Twin lascannon and missile launcher venerable dreadnoughts are a good anti-tank/anti-air unit, it is also a great target for the astral aim psychic power, that way it can hide ouy of LoS and still shoot anything within 48".

Current flavour of the month is the Grand Master Nemesis Dreadknight, mainly due to being a good dreadknight (edition change took its toll on the stadard ones) overall not a bad choice it is a good target for psychic powers and can bring some great weaponry to the table.

 

Overall they're still good, fun to play, and competitive.

Thanks, positive feelings so far. My other army I've not really bothered with anything Terminator related so the thought of creating a specializes Army in that niche is pretty cool.

 

So for a starting point: 1/2 strike squads, 1/2 Paladin squads, and 1/2 Nemesis? Then of course an HQ.

A Grand Master in a Nemesis Dreadknight (or GMNDK for short) IS an HQ choice. 

 

If you're starting, I would suggest getting 2 boxes of Strikes for options and 3 troop choices (you get 10 in the new boxes, so 20 in total, where you need squads of 5 minimum). Both de NDK's can be GM's, making sure your battalion is in place. The Paladins can then be added as your elites. You can model 5 separate strikes as Interceptors, Purgation squads or Purifiers if you so choose. 

 

To ferry Strike squads and have drops on the table, RB's are very popular. They're good bang for buck, although if you're using them to move stuff, the twin AC is a good choice due to weight of fire and hitting on 4's. Twin LC is nice, however, as you can shoot it at heavier armour. It requires some lucky dice though, especially when moving, since you only have 2 shots hittting on 4's.

 

A Stormraven is a great addition, but at this point, the start would be what has been recommended so far. 

Techmarines, Draigo, Crowe and Stern are finecast. The rest is either in plastic or doesn't have a dedicated model for it, but are generally easily made from the GK terminator kit (or the Dreadknight kit for the GMNDK) and sticking some fancy bitz on them.

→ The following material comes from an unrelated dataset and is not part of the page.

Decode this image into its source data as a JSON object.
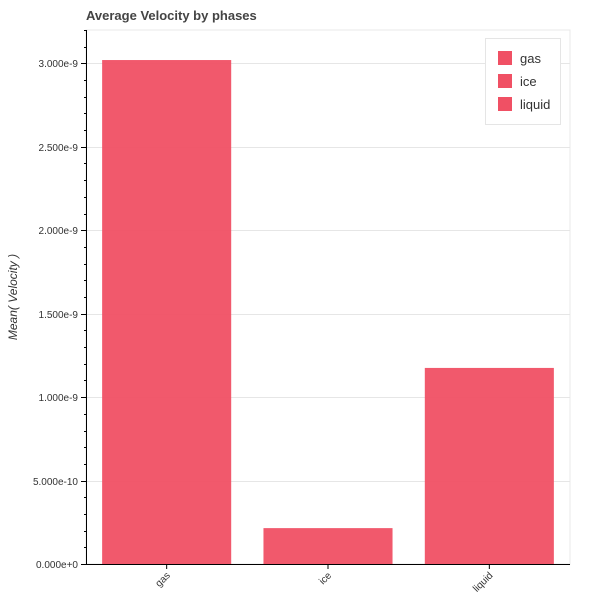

I'm kinda in this boat too. On one hand, I recognize the benefits of having a Dred or two...on the other hand I don't want dreds with my grey knights (I got three helbrutes with my world eaters-who are infantry and Walker/daemon engine heavy)

 

I'm definitely going to pick up another box of strikes and a storm raven (I don't want to go too hard into fliers)

Finecast was basically pushing resin into molds designed for metal. So there was a bunch of problems with warping, air bubbles, slippage etc. They've mostly smoothed the problems over now but it can still be hit or miss with a resin sculpt.

Yeah I dislike Resin because you don't know how the quality will be. Sometimes they are easy to model and good quality, sometimes there is a giant hole in them and serious moldlines that require hours to fix. Had a model once send to me where several parts were already bend before getting it out of the box.

 

Thanks for all the advice and tips. Likely going to pick up a box or two from the Grey Knights soon :)!

FW resin is completely different from Finecast though. Finecast is a lot worse. I envy you your metal Draigos.

 

FW have stepped up their game. The quality is great, the casting gates for older sculpts can be in annoying places, but the newer ones are generally in good spots, easy to file and sand down. Slippage is a thing though, but that has also improved drastically.

Never got the love for metal models. I have a few here and there, mostly for my Tyranids which were my first army. They're heavy, so any balance issue like the top-heavy Zoanthropes have makes them topple over constantly. They're hard to work with, so if there's any mold slippage or small joins you spend ages filing, drilling and pinning stuff so it looks presentable and doesn't fall apart at the merest breeze. And it chips paint like crazy, so you constantly have to fix the paint job when it hits anything. And with their weight and balance issues that happens often.

 

Finecast had severe start-up issues indeed, and plastic models are obviously preferable above all else, but I'd take a current day finecast over a metal model any day.